Conference Realignment Updates

Perhaps some kind of intangible benefit but certainly not financial - that's why they are flying their softball team to the opposite coast for athletic contests.
Could you tell me more as to why you think this? It is the 13th largest metro area in the US.
 

Could you tell me more as to why you think this? It is the 13th largest metro area in the US.
For 2025 Nielsen ranks the San Francisco Bay Area as the 10th largest media market. I think the B1G would take Stanford with Notre Dame, but not Cal too. And I think Cal and Stanford want to remain a pair as they are tied by academics, sports and somewhat socially.
 

You guys, after the next realignment, the playoff will be Big Ten vs. SEC. It'll be the NFL model. 6 or 8 teams from each conference make the playoff. The conference champions play for the natty.
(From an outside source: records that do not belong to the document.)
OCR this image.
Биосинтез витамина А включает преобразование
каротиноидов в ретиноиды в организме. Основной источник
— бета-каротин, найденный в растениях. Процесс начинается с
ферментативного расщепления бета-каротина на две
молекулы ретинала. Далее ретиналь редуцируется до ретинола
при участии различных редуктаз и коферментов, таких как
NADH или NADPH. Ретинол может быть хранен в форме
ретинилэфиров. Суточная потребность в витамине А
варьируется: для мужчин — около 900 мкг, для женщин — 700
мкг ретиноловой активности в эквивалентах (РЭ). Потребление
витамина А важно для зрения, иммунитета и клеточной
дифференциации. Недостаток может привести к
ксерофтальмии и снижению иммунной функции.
The writing is clearly on the wall. The Big 12 and ACC schools, along with Notre Dame, are figuring out how to get accepted by either the Big Ten or SEC.

The leftovers will be completely left out. They won't have the money to compete or pay players like the Big Ten and SEC.

I actually think the SEC and Big Ten will stop at 20, not 24 teams. The ACC and Big 12 don't have enough schools that grow the pie for the rest of the conference.

The Big Ten will take Norte Dame and one of Miami, FSU, or UNC. The hardest pick of those 3 would be UNC due to state politics with their universities. I suppose you could look at SMU, Houston, and GT, but some of those schools will head to the SEC. To get to 24 you'd add Norte Dame, plus 5 of the other 6. Plausible because of their markets and their need to join a Power 2 conference but unlikely to get 6 of those 7.

They won't add just to add. They'll want helmet schools, big markets, and schools where the conference doesn't have a flag planted like Texas and Florida in order to grow the pie and per school payout.

You play your full division, another division, plus the same place teams that finished in your school's position the previous year. That's an 11 game conference schedule. The division winners plus 2 wildcards go to the Big Ten playoff. The winner plays the SEC champ for the natty.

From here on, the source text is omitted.